Emotionally raw, beautifully acted and unavoidably controversial, Una lingers long after the credits roll.


Name: Una

Director: Benedict Andrews

SFF Screenings: Thursday, June 15, 8.35pm @ Hayden Orpheum Cremorne

Synopsis: Based on David Harrower’s stage play Blackbird, Una explores the aftermath of sexual abuse between a 13-year-old girl, Una, and an adult neighbour, Ray (Ben Mendelsohn). Fifteen years after the incident, the now adult Una (Rooney Mara) tracks down Ray at his place of work, threatening to upend the new life he has crafted around him.

Should I see it? Absolutely, though it is not for the faint of heart. Una deals with a complex subject, no doubt, but it does so with grace, intelligence and mesmerising emotional power. Paedophilia is an inherently inflaming subject and there will be strong visceral reactions to this impressive two-hander.

When we meet adult Una, she’s drifting through a sweaty, pulsing nightclub, cruising for random sex. Then, back in her bedroom, we find her secretly looking at a photo of a man, smiling, surrounded by work colleagues. We learn that this man is Ray, who lived next door to Una and her family and was a close friend of her father’s. Una, who still lives in the same home with her mother Andrea (Tara Fitzgerald), uses an alibi and drives to Ray’s work place. She finds a man who has changed his name and seemingly buried the past, maintaining his very dark secret. Una intends to remind him of what he did to her and make him confront the hurt that she has been unable to move past.

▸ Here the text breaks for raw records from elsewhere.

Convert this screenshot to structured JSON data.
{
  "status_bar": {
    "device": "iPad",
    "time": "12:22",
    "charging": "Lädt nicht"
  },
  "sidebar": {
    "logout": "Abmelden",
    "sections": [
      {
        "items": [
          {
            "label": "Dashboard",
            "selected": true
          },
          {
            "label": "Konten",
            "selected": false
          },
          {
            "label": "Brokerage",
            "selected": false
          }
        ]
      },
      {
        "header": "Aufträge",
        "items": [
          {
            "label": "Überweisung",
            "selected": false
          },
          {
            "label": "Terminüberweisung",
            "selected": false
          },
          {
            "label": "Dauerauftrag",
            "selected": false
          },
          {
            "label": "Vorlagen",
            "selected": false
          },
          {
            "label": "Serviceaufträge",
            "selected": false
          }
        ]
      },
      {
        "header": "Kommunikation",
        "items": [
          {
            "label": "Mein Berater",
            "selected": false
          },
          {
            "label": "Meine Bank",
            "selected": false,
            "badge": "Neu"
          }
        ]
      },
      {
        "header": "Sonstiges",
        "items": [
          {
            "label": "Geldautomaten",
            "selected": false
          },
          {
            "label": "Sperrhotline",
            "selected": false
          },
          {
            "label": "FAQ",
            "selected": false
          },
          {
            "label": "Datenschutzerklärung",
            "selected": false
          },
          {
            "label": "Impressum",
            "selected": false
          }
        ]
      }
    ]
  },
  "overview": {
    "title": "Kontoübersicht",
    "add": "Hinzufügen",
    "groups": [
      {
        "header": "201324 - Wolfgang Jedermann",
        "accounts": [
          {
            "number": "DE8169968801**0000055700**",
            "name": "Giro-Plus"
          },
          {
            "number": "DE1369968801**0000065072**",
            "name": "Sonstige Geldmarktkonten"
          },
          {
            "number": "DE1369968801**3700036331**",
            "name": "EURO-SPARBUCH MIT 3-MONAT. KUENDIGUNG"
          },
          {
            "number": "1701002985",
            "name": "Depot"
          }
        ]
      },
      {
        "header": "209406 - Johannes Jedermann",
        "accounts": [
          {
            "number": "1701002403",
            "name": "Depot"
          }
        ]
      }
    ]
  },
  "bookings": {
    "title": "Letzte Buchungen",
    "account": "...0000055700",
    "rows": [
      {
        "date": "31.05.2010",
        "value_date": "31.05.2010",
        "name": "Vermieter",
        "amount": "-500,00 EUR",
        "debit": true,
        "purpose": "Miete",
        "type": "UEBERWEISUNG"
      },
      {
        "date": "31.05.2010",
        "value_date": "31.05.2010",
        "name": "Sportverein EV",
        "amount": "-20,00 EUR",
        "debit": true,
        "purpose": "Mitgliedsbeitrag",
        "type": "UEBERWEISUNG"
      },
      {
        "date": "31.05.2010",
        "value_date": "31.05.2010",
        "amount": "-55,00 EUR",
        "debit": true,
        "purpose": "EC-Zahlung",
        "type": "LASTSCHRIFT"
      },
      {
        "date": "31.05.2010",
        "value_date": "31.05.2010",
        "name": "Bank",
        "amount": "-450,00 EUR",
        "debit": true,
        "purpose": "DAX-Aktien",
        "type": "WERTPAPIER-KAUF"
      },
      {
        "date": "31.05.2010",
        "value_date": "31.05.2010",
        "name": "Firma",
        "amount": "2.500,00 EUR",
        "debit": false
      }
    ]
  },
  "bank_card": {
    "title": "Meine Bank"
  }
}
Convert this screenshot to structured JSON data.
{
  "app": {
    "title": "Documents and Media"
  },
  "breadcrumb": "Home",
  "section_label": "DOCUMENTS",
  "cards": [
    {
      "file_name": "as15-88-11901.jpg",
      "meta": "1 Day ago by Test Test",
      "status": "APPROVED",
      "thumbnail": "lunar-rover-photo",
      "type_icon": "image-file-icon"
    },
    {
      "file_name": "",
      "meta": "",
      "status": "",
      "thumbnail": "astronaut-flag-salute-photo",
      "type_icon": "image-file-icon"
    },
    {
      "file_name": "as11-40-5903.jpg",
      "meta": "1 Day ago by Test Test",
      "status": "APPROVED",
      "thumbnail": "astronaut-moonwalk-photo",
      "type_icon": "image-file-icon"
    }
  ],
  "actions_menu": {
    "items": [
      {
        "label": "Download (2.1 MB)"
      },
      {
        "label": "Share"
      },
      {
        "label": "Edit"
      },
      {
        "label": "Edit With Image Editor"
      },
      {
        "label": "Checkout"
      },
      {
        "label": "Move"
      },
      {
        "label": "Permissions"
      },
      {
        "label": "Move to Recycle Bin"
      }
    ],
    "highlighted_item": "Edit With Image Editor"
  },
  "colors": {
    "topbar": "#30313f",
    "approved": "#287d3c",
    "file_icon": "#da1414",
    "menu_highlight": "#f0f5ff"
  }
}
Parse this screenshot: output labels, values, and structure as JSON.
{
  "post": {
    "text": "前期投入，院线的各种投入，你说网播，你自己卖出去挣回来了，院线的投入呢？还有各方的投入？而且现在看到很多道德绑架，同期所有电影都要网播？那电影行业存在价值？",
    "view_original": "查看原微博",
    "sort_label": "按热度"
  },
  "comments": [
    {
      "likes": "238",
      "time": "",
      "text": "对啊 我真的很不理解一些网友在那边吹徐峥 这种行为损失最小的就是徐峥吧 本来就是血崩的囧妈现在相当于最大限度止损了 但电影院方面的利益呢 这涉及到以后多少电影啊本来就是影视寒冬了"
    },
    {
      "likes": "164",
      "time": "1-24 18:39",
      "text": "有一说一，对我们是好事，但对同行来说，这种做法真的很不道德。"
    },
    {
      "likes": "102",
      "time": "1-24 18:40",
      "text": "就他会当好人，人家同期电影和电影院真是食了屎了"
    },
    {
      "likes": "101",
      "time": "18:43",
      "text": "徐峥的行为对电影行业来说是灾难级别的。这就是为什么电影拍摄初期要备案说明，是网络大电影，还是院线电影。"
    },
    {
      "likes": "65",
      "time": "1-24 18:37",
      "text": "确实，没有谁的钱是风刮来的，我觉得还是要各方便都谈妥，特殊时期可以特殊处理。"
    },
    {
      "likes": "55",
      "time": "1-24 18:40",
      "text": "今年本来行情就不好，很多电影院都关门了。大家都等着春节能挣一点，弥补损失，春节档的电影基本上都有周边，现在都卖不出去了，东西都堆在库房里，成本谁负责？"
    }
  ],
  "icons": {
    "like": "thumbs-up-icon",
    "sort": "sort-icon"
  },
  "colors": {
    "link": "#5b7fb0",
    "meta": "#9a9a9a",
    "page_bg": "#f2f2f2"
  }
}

Mendelsohn and Mara’s performances are utterly gripping. Mara’s emotionally raw and layered portrayal of the multi-faceted Una is brave and devastating – both actors deserve to be recognised come awards season. Riz Ahmed, star of the brilliant HBO series The Night Of, is again impressive.

Theatre guru Benedict Andrews is gentle in his approach to this debut directorial effort, navigating treacherous emotional territory and artfully using off-camera implication to depict Ray’s horrible acts. His simple camera work allows the performances room to breathe.

Una is so far one of the year’s finest movies.